The betrayal, cold and sharp, lanced through Leo. Thorne. The obsessive scientist, so consumed by his hunger for data that he would trade their safety for a look at the Chiron Group's files. He had been the master key all along.

Leo burst through the stairwell door onto the third floor. The hallway was eerily quiet, the lockdown having sealed it from the rest of the building. Two Phoenix Guards lay slumped against the wall near the lab, caught in a shimmering haze of soporific dust.

The lab door itself was a thick slab of reinforced steel, its mag-lock glowing a defiant red. He didn't have time for [Breakdown].

He saw the air conditioning vent next to the door—the system's weakest point.
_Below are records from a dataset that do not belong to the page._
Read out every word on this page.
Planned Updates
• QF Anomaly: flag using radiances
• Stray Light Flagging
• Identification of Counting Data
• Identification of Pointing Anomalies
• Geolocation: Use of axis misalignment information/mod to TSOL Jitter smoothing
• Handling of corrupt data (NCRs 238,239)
He ripped the Ventilation Over-Key he had improvised at the daycare from a loop on his belt. The System, recognizing the intent and the familiar form, flared the tool back to life. He jammed it into the grate's emergency lock and twisted. With a single sharp CLACK, all the internal latches disengaged.
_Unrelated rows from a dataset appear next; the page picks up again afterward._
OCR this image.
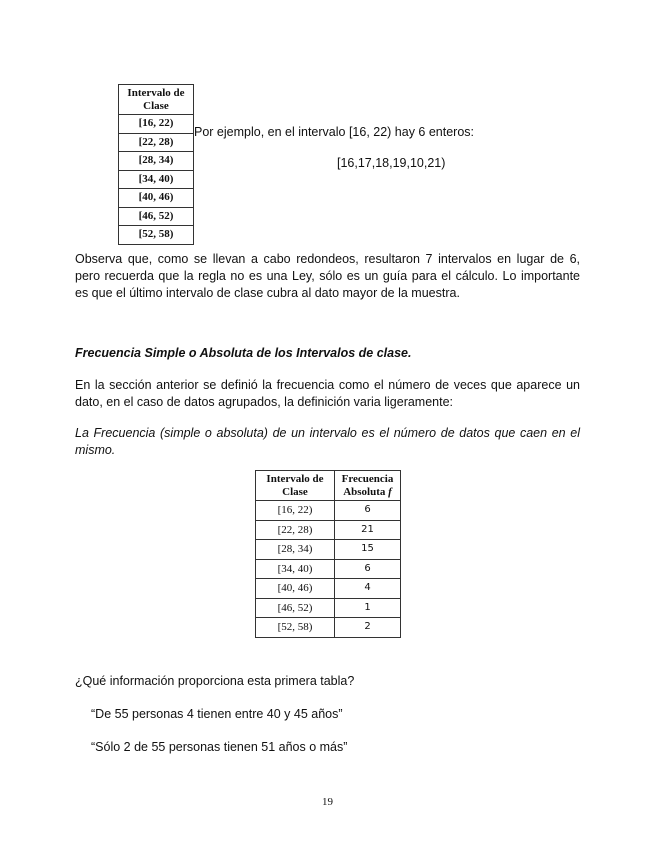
Intervalo de Clase
[16, 22)
[22, 28)
[28, 34)
[34, 40)
[40, 46)
[46, 52)
[52, 58)
Por ejemplo, en el intervalo [16, 22) hay 6 enteros:
[16,17,18,19,10,21)
Observa que, como se llevan a cabo redondeos, resultaron 7 intervalos en lugar de 6,
pero recuerda que la regla no es una Ley, sólo es un guía para el cálculo. Lo importante
es que el último intervalo de clase cubra al dato mayor de la muestra.
Frecuencia Simple o Absoluta de los Intervalos de clase.
En la sección anterior se definió la frecuencia como el número de veces que aparece un
dato, en el caso de datos agrupados, la definición varia ligeramente:
La Frecuencia (simple o absoluta) de un intervalo es el número de datos que caen en el
mismo.
Intervalo de Clase	Frecuencia Absoluta f
[16, 22)	6
[22, 28)	21
[28, 34)	15
[34, 40)	6
[40, 46)	4
[46, 52)	1
[52, 58)	2
¿Qué información proporciona esta primera tabla?
“De 55 personas 4 tienen entre 40 y 45 años”
“Sólo 2 de 55 personas tienen 51 años o más”
19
He ripped the heavy grate free, tossing it aside with a clang, and dove into the shaft.

He slid down the angled ductwork, his boots scraping and screeching against the metal, and crashed out of the vent on the other side, landing in a combat roll on the sterile, white floor of Lab 3.

He was in.

Sarah was on the far side of the room, her body shielding a terrified Lily, who was crying from the noise and confusion. Through the now-transparent blast-glass of the observation room, he saw the scene just as Sarah had described it.

The Infiltrator stood calmly beside a data console, a spike siphoning information from The Foundry's most secure server. And Dr. Thorne, his face alight with a feverish glee, was at the lab's control panel, his hand on the switch.

"The data transfer is almost complete, as promised!" Thorne was saying, his voice giddy. "The full genome, the null-field recordings, Weaver's original work! Now, your end of the bargain! The Chiron databases!"

"Compensation will be processed upon completion of the secondary objective," the Infiltrator's cold, synthetic voice stated. It looked past Thorne, its gaze landing on Leo. For the first time, its impassive mask showed a flicker of something. Annoyance. "A janitorial anomaly. The probability of your intervention was calculated at 0.03%." It turned to Thorne. "Secure the primary asset. Now."

With a triumphant sneer, Thorne slammed the button. With a hiss of hydraulics, the heavy interior door that separated Leo from Sarah began to slide open. The path to Lily was clear for them. The trap was sprung, and Leo was locked in the kill box with all of them.